POUR CES MOTIFS, LE TRIBUNAL :

 

[40]        ACCUEILLE en partie la demande de frais extrajudiciaires de la demanderesse en vertu du bail (P-4);

[41]        CONDAMNE la défenderesse à payer à la demanderesse la somme de 40 000 $ à titre de frais extrajudiciaires, comprenant honoraires, débours et taxes;

[42]        LE TOUT, sans frais.

 

 

________________________________

GÉRARD DUGRÉ, J.C.S.

 

 

 

Me François Viau

Me Pierre-Luc Beauchesne

gowling lafleur henderson

Procureurs de la demanderesse

 

Me Éric Azran

stikeman elliott

Procureurs de la défenderesse

 

 



[1]     Pièce P-4, bail du 29 novembre 2007.

[2]     Voir les pièces P-7, P-8, P-9, P-10 et P-11.

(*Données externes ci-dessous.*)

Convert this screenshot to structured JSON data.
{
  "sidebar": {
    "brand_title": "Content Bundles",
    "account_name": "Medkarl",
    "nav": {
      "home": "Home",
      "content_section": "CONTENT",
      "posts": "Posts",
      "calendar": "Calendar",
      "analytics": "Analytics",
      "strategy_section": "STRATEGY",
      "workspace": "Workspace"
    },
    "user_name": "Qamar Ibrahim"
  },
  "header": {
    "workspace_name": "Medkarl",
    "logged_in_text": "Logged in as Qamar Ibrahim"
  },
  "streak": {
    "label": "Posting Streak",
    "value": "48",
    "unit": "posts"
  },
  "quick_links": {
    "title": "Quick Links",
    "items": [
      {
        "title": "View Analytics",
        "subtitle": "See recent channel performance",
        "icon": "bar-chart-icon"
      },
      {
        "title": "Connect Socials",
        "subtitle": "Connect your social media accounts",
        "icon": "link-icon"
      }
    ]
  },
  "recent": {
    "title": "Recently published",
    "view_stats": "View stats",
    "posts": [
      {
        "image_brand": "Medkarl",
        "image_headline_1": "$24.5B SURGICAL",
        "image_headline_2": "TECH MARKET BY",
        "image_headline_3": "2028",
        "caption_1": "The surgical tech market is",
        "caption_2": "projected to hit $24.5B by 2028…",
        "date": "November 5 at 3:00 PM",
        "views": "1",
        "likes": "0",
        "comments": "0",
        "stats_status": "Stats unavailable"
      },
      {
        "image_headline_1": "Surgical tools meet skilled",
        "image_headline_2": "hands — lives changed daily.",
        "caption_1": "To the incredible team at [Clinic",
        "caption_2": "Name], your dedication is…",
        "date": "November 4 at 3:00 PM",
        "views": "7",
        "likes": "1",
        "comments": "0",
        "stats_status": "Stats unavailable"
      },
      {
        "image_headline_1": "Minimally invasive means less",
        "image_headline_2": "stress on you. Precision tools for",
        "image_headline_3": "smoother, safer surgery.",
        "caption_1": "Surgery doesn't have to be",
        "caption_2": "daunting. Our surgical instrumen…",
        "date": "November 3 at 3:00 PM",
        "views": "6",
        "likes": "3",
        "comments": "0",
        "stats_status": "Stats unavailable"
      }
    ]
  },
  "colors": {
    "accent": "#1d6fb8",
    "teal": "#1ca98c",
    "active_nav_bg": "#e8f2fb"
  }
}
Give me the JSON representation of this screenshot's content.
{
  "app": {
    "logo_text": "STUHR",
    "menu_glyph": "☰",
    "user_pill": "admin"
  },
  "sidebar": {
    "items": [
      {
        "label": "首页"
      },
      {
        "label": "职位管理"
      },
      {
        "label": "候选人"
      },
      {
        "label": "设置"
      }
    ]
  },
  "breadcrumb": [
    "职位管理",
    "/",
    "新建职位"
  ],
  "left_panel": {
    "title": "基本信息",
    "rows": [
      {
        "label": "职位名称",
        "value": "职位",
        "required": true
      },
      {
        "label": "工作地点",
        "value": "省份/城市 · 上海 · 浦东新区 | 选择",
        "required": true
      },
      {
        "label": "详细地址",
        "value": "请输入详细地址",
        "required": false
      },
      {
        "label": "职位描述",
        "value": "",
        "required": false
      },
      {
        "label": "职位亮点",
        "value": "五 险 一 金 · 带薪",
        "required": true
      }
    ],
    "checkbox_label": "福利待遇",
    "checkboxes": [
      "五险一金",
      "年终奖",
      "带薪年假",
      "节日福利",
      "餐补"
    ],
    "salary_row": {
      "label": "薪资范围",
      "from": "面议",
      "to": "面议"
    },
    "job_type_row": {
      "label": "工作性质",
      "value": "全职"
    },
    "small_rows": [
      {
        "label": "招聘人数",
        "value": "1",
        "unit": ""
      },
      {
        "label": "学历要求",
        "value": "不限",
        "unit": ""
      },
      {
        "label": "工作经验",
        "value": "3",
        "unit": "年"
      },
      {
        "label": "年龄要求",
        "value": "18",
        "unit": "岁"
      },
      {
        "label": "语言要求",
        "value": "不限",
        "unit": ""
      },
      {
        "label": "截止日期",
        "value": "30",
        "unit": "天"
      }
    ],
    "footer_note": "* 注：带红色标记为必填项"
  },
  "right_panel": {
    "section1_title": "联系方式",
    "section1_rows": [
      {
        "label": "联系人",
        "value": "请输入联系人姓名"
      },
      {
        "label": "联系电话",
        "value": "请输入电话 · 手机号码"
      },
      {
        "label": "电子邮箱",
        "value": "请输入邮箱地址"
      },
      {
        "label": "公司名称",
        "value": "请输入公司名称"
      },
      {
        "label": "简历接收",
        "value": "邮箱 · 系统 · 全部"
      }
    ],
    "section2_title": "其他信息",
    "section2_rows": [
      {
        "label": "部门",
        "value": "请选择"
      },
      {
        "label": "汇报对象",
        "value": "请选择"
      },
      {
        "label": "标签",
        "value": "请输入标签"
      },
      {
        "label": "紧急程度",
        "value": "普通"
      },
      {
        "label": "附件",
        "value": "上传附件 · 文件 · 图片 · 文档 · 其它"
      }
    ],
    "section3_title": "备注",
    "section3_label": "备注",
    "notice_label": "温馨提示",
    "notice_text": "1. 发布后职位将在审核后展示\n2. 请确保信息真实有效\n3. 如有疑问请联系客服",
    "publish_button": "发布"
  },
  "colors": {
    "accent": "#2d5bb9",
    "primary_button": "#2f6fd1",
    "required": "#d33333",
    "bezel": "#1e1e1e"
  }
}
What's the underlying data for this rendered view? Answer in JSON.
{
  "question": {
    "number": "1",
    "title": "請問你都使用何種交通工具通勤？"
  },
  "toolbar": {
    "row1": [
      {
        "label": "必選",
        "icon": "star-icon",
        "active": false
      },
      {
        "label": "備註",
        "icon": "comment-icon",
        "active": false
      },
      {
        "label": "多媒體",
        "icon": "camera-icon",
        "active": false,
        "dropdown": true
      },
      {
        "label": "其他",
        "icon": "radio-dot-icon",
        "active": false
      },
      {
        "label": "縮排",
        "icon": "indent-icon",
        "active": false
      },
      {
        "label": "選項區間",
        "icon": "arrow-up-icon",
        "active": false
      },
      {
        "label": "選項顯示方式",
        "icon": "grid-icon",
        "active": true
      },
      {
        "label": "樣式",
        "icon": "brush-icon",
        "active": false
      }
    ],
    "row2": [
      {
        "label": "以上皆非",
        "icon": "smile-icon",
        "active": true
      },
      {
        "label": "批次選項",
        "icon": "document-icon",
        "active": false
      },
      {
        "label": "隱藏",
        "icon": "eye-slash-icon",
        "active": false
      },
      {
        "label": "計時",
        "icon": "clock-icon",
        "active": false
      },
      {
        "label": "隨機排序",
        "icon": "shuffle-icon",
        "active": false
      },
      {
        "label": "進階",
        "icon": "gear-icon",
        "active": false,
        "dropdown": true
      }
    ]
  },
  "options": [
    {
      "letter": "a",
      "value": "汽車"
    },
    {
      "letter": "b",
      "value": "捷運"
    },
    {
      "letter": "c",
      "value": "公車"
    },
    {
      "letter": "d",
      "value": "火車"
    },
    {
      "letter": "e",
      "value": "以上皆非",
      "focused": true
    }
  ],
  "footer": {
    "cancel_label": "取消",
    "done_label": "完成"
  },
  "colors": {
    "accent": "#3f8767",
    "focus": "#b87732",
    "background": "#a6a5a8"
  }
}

[3]     Voir généralement Didier lluelles et Benoît moore, Droit des obligations, 2e éd., Montréal, Éditions Thémis, 2012, p. 547-548, 550-551; Jean-Louis baudouin et Pierre-Gabriel jobin, Les obligations, 7e éd., Cowansville, Éditions Yvon Blais, 2013, no 798, p. 976-977.